Momentazo en ‘First Dates’.
En el corazón de la ciudad, el emblemático establecimiento que ha cobrado fama a través de la pequeña pantalla, ‘First Dates’, abre de nuevo sus puertas, invitando a un desfile de corazones solitarios en busca de ese esquivo sentimiento que todos anhelan: el amor. Semana tras semana, el restaurante se convierte en el escenario de encuentros fortuitos, donde algunos afortunados encuentran su media naranja, mientras que otros se alejan sin haber sentido siquiera un atisbo de la chispa del romance.

Entre los aspirantes al amor de esta semana se encuentra Eduardo, un joven de 23 años con una personalidad afable y una profesión que lo define: entrenador personal. Su pasión por el fitness no solo se limita a su carrera, sino que también es una actividad que disfruta en su tiempo libre.
Para Eduardo, la atracción no solo es física; él valora profundamente la forma en que una persona interactúa con los demás, una cualidad que considera reveladora. “Puedes saber cómo es una persona por cómo trata a los camareros”, confesaba, dejando entrever su deseo de encontrar a alguien especial, una compañera que comparta su entusiasmo por el cuidado personal y que tenga una calidad humana excepcional, ya que ha pasado demasiado tiempo desde que experimentó la dicha de estar en pareja.
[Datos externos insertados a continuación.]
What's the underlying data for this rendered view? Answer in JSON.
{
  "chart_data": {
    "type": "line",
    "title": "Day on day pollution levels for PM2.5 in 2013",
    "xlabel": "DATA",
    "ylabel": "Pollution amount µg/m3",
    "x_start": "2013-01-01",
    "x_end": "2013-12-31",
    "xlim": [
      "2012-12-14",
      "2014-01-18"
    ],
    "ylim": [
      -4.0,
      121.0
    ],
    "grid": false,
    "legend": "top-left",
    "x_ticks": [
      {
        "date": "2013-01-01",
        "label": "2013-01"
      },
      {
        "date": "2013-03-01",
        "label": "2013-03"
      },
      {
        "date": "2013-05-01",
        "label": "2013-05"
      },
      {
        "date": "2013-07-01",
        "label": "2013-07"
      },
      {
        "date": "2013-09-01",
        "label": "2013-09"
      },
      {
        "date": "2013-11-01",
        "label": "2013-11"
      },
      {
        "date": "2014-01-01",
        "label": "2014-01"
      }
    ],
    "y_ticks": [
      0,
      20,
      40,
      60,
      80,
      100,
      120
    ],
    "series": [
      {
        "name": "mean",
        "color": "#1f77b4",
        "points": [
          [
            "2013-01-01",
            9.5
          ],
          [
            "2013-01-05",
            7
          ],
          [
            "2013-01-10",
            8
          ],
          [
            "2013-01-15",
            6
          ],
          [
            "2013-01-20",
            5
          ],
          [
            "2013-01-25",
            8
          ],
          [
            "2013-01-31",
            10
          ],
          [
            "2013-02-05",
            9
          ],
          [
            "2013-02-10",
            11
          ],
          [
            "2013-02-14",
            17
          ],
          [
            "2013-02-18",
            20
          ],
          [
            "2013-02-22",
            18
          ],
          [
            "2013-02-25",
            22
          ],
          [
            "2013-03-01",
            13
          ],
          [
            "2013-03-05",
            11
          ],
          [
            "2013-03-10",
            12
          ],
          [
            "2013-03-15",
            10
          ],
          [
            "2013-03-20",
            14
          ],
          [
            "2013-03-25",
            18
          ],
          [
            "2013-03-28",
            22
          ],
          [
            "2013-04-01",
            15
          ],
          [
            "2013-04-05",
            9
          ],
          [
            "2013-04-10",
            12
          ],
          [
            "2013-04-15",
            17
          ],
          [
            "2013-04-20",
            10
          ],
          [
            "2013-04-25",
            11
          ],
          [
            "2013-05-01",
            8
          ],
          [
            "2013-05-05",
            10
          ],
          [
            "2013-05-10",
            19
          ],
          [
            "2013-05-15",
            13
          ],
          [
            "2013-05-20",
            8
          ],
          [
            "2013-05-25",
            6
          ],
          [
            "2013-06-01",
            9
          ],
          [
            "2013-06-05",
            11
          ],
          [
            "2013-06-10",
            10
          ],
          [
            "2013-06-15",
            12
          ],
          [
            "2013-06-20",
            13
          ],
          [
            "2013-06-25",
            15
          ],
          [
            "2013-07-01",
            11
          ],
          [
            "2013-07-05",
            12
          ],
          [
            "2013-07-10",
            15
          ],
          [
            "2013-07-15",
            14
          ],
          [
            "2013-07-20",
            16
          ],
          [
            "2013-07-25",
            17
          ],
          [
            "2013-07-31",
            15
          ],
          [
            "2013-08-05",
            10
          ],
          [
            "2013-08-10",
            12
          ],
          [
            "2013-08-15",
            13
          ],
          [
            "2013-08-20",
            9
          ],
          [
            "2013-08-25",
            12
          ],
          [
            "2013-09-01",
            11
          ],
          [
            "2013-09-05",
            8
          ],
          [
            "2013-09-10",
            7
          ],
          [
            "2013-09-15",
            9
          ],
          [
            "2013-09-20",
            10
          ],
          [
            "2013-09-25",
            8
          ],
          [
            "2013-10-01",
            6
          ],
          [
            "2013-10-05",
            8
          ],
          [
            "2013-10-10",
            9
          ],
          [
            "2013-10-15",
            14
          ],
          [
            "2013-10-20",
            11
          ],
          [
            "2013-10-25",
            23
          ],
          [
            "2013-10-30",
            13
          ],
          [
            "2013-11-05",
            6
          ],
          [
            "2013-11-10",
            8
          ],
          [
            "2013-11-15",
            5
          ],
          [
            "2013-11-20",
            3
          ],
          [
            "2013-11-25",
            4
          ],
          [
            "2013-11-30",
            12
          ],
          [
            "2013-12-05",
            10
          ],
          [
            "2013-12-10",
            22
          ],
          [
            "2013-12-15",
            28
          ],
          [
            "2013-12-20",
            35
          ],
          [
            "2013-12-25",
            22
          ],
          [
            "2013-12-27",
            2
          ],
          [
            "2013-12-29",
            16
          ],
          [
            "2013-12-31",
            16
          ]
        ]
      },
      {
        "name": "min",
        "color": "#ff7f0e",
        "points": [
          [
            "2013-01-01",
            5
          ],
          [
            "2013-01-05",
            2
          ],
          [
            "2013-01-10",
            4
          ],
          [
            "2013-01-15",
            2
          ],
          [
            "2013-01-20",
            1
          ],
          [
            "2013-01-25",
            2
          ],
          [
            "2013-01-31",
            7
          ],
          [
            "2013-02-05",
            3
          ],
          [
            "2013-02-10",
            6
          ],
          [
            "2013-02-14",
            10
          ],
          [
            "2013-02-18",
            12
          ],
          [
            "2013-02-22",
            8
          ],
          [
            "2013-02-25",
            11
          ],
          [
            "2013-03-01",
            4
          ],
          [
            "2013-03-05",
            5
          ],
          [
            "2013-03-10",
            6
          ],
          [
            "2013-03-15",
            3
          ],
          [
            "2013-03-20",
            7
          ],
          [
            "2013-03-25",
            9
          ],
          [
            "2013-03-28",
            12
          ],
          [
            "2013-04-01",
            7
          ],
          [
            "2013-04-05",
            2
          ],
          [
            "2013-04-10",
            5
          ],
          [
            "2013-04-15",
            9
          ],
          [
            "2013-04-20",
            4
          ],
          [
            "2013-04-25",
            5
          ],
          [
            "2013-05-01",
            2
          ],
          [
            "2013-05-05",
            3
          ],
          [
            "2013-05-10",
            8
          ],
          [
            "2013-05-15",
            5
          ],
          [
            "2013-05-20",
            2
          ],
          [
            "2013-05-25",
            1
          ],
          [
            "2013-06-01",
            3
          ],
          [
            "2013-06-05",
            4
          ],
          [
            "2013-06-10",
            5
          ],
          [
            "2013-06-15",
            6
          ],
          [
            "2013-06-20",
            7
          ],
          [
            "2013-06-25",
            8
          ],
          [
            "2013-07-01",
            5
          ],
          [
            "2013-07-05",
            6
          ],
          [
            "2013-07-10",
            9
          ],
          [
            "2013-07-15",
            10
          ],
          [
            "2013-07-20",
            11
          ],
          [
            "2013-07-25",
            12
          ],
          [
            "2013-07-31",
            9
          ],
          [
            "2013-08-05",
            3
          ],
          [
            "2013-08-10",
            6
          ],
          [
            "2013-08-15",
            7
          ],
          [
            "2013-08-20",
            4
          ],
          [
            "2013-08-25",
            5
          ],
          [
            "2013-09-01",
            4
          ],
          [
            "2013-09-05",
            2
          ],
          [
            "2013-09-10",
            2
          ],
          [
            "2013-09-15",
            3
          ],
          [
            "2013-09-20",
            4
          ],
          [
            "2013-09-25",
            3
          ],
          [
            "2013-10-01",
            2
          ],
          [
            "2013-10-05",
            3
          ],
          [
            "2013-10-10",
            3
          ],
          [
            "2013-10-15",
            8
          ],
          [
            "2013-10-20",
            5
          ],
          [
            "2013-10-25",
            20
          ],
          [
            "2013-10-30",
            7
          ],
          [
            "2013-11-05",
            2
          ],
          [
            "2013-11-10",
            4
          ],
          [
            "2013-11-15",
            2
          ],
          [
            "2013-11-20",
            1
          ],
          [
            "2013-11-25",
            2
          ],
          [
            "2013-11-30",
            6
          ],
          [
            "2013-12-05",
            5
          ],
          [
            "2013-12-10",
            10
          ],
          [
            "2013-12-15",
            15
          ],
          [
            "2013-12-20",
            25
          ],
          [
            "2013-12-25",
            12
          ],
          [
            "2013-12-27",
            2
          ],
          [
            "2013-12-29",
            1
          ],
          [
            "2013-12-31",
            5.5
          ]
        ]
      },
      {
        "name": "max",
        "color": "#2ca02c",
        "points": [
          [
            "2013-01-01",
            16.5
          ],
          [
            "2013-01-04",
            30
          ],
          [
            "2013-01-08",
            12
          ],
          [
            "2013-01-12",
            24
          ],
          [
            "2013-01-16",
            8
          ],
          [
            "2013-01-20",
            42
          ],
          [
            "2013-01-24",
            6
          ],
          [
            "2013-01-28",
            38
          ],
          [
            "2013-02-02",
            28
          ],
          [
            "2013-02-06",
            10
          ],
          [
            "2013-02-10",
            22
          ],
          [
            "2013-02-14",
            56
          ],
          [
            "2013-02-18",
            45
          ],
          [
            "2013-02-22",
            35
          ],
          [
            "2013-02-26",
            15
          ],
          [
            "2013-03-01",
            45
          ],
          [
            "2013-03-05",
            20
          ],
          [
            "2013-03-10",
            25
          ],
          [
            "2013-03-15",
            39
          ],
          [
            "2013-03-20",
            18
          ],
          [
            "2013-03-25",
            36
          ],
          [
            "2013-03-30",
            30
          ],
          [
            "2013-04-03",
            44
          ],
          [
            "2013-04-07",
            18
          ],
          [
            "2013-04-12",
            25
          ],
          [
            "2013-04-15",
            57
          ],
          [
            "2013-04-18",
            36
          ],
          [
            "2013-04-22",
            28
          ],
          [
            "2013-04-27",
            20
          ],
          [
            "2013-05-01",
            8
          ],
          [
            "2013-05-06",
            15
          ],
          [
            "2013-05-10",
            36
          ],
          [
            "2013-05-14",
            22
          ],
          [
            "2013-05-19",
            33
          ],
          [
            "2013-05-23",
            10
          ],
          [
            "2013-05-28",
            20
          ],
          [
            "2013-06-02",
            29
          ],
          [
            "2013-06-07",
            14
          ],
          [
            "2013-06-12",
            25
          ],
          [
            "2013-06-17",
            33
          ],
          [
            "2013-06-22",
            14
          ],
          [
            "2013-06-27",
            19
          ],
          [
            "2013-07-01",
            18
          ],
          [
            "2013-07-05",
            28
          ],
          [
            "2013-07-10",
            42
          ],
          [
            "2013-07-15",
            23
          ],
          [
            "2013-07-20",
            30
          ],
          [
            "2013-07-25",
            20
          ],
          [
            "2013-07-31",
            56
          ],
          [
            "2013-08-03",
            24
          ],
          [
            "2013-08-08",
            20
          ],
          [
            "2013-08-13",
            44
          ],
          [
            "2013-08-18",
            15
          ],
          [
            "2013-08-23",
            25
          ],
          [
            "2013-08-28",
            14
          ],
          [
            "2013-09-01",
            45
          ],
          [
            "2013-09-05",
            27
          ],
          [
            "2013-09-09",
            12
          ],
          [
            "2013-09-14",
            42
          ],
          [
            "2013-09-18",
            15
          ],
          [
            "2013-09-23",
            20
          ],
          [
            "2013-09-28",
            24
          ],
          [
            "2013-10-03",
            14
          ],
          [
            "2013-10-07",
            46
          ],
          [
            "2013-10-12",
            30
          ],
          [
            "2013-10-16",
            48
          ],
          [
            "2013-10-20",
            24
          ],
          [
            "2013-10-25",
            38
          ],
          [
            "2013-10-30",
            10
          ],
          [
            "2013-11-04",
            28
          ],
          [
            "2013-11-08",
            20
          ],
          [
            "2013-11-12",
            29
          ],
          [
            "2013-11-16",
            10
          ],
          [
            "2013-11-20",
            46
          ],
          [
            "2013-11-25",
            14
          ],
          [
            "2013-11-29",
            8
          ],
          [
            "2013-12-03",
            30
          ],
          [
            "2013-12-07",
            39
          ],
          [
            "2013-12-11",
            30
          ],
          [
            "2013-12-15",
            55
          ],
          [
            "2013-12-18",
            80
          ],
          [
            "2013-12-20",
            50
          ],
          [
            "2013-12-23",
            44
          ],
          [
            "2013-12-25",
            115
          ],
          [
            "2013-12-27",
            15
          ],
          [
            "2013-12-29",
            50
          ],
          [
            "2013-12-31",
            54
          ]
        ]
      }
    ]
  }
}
“Eres un señor mayor y yo parezco un bebé”.
Por otro lado, Mónica, una joven madrileña de 20 años, irrumpe en la escena con una energía que desborda y una sinceridad que no conoce límites. Se autodefine como hiperactiva y un poco loca, una combinación que, hasta ahora, no ha sido la receta para el éxito en sus aventuras amorosas. A pesar de su juventud, Mónica ha luchado por encontrar a alguien que realmente se compenetre con su vibrante personalidad.

Al conocer a Eduardo, no pudo evitar expresar su admiración: “Me ha parecido una chica muy atractiva, muy guapa”, declaraba él, mientras que ella, sorprendida por la edad de Eduardo, no dudaba en señalar la diferencia percibida: “Pareces mayor, pareces un abuelete”, le decía, un comentario que, para sorpresa de nadie, no fue bien recibido por el joven entrenador.
La tensión y los nervios eran palpables en su primer encuentro. Mónica, incapaz de contener su risa, encontraba humor en la situación: “Me hace gracia la situación”, decía, y continuaba: “Me haces una gracia, me recuerdas a alguien y no sé a quién”.

No pasó mucho tiempo antes de que ella notara el cuidado que Eduardo ponía en su apariencia, algo que le agradaba, ya que, para ella, el cuidado personal es fundamental. Sin embargo, no todo era admiración, ya que Mónica no podía evitar comentar sobre los peculiares gestos de Eduardo: “Eduardo me hace gracia porque hace unos movimientos con la cara muy raros y te mira como muy penetrante y hace gracia porque es como deja de mirarme por favor”, confesaba entre risas.
La sorpresa de la noche llegó cuando Mónica reveló sus aspiraciones de unirse al ejército, un detalle que impresionó gratamente a Eduardo: “Me ha agradado mucho”, admitía. La conversación se tornó ligera cuando discutieron sus hábitos alimenticios, coincidiendo ambos en su amor por la comida, un terreno común en el que parecían encontrarse cómodos.

Sin embargo, la armonía se vio interrumpida cuando Mónica volvió a mencionar la apariencia de Eduardo, llamándolo nuevamente “abuelo” por sus rasgos faciales, un apodo que no era de su agrado. En la denominada ‘sala del amor’, se enfrentaron a varios desafíos diseñados para encender esa chispa entre ellos. “Pareces muy mayor en todos los aspectos”, insistía ella, mientras que él se defendía: “No parezco tan mayor”. Al llegar el momento de la verdad, Eduardo expresaba su deseo de continuar viendo a Mónica, cautivado por su belleza y carisma. Por desgracia, Mónica no compartía su entusiasmo, rechazando la posibilidad de una segunda cita debido a sus diferencias físicas: “Eres un señor mayor y yo parezco un bebé, entonces no”, concluía, poniendo fin a una cita que, aunque llena de momentos memorables, no culminaría en un romance.